To provide a comprehensive review of the pharmacokinetics, pharmacodynamics, safety, and efficacy of a new Food and Drug Administration (FDA) approved Bruton's tyrosine kinase inhibitor (BTKi), pirtobrutinib for relapsed/refractory mantle cell lymphoma (r/r MCL). A literature search was conducted through PubMed MEDLINE, ClinicalTrials.gov, and the FDA website (January 2018-January 2023) using the following key terms: lymphoma, non-covalent, Bruton's tyrosine kinase (BTK), and relapse. Relevant English language monographs, studies, and abstracts conducted in humans were reviewed and considered. Pirtobrutinib, a novel non-covalent BTKi, was granted accelerated approval for treatment of r/r MCL on January 27th, 2023, based on an open-label, multi-center phase 1/2 BRUIN trial. In phase l, 61 patients with r/r MCL received seven dose levels of pirtobrutinib (25-300 mg). There was no reported maximum tolerated dose or dose-limiting toxicities during this study period.

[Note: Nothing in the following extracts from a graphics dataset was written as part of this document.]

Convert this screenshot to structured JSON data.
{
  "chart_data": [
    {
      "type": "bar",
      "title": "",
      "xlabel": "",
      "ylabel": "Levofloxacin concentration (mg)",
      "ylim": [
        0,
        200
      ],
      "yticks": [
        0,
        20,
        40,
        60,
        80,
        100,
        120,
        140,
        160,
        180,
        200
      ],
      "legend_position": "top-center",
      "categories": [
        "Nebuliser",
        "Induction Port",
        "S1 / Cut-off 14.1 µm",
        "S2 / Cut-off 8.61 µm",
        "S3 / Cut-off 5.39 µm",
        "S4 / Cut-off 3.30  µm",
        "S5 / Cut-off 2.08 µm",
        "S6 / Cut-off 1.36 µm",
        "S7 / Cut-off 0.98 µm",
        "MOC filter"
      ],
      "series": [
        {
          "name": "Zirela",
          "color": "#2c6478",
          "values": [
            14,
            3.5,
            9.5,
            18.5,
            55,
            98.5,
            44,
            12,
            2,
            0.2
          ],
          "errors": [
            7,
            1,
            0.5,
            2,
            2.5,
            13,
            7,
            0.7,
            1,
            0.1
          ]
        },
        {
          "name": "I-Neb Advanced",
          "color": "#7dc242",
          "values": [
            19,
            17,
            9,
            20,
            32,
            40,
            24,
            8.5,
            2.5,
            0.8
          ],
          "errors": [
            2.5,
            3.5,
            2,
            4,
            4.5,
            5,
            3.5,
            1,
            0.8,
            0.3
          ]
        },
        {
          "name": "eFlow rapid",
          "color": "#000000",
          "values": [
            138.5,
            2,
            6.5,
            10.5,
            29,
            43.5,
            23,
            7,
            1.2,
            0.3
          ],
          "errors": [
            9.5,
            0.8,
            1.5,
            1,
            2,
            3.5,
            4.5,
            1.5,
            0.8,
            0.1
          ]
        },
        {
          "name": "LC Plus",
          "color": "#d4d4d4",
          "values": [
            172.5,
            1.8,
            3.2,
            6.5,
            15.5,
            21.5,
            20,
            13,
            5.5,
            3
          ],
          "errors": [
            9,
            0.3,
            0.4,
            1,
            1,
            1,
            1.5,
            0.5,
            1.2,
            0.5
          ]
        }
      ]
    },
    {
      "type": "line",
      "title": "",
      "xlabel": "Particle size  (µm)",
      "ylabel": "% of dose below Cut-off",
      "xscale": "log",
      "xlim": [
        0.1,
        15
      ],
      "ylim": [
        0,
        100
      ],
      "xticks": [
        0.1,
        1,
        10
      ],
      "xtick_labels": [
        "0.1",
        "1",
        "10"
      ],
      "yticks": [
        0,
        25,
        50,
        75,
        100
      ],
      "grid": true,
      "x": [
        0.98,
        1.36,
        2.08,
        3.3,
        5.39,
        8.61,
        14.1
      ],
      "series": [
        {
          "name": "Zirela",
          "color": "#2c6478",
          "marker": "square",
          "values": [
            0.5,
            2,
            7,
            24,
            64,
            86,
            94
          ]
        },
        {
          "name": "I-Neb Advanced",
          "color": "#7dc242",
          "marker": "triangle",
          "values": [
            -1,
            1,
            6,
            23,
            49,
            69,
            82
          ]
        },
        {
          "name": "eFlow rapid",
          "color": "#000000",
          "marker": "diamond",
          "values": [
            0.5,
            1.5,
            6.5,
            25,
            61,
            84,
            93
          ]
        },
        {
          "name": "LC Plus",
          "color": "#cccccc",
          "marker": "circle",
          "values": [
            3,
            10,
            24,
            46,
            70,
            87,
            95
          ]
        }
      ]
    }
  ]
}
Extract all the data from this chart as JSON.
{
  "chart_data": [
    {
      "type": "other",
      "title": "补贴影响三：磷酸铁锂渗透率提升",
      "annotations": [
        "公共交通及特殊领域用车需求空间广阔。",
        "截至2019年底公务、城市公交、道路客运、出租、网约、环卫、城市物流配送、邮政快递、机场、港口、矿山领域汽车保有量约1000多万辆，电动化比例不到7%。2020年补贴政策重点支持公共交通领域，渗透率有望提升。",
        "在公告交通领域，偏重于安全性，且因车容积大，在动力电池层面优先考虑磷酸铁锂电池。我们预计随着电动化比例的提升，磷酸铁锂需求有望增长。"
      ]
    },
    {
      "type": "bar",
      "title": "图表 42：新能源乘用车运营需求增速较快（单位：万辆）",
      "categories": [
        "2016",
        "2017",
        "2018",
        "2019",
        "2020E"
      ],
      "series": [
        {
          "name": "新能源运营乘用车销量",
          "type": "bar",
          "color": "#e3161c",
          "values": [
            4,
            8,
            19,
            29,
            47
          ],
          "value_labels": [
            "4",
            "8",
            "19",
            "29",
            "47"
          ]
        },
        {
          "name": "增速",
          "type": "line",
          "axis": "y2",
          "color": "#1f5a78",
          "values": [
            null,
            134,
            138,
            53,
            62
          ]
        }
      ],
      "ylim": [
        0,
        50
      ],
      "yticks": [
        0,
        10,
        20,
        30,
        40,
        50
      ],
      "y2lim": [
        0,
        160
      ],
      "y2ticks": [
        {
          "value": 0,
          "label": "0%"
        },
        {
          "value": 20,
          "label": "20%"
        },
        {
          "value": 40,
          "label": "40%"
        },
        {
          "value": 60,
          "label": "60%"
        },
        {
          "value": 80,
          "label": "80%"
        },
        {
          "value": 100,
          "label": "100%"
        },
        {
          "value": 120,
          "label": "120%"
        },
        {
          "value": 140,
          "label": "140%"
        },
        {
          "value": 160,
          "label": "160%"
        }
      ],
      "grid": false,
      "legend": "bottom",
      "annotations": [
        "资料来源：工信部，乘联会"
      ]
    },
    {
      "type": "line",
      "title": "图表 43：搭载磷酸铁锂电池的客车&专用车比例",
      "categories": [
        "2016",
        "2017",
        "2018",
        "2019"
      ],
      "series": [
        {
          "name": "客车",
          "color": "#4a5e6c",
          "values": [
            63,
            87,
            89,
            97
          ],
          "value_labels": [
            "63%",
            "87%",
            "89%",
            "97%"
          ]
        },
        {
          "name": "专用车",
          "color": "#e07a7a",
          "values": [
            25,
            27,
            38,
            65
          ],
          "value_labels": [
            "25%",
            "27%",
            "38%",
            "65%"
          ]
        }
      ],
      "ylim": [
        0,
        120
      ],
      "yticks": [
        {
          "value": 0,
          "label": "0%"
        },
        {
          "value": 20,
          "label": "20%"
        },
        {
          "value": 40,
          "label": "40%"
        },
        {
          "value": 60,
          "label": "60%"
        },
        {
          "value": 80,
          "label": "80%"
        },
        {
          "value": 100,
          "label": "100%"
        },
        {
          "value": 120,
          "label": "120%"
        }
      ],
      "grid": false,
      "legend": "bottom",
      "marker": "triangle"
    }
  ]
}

In phase 2, 56 r/r MCL evaluable efficacy patients received pirtobrutinib 200 mg daily. The overall response rate (ORR) was 52% (95% CI 38-65). Additionally, patients who received a previous covalent BTKi, ORR was 52% (95% CI 38-66). Neutropenia was the most common adverse reaction reported as a grade 3 or higher. Pirtobrutinib has demonstrated safety and efficacy in heavily pre-treated adult patients with r/r MCL. Advantages of this drug include its usage in patients whose malignancy is resistant to current BTKi, tolerability, and response rate. Multiple clinical trials are underway to determine the efficacy of pirtobrutinib in other B-cell malignancies.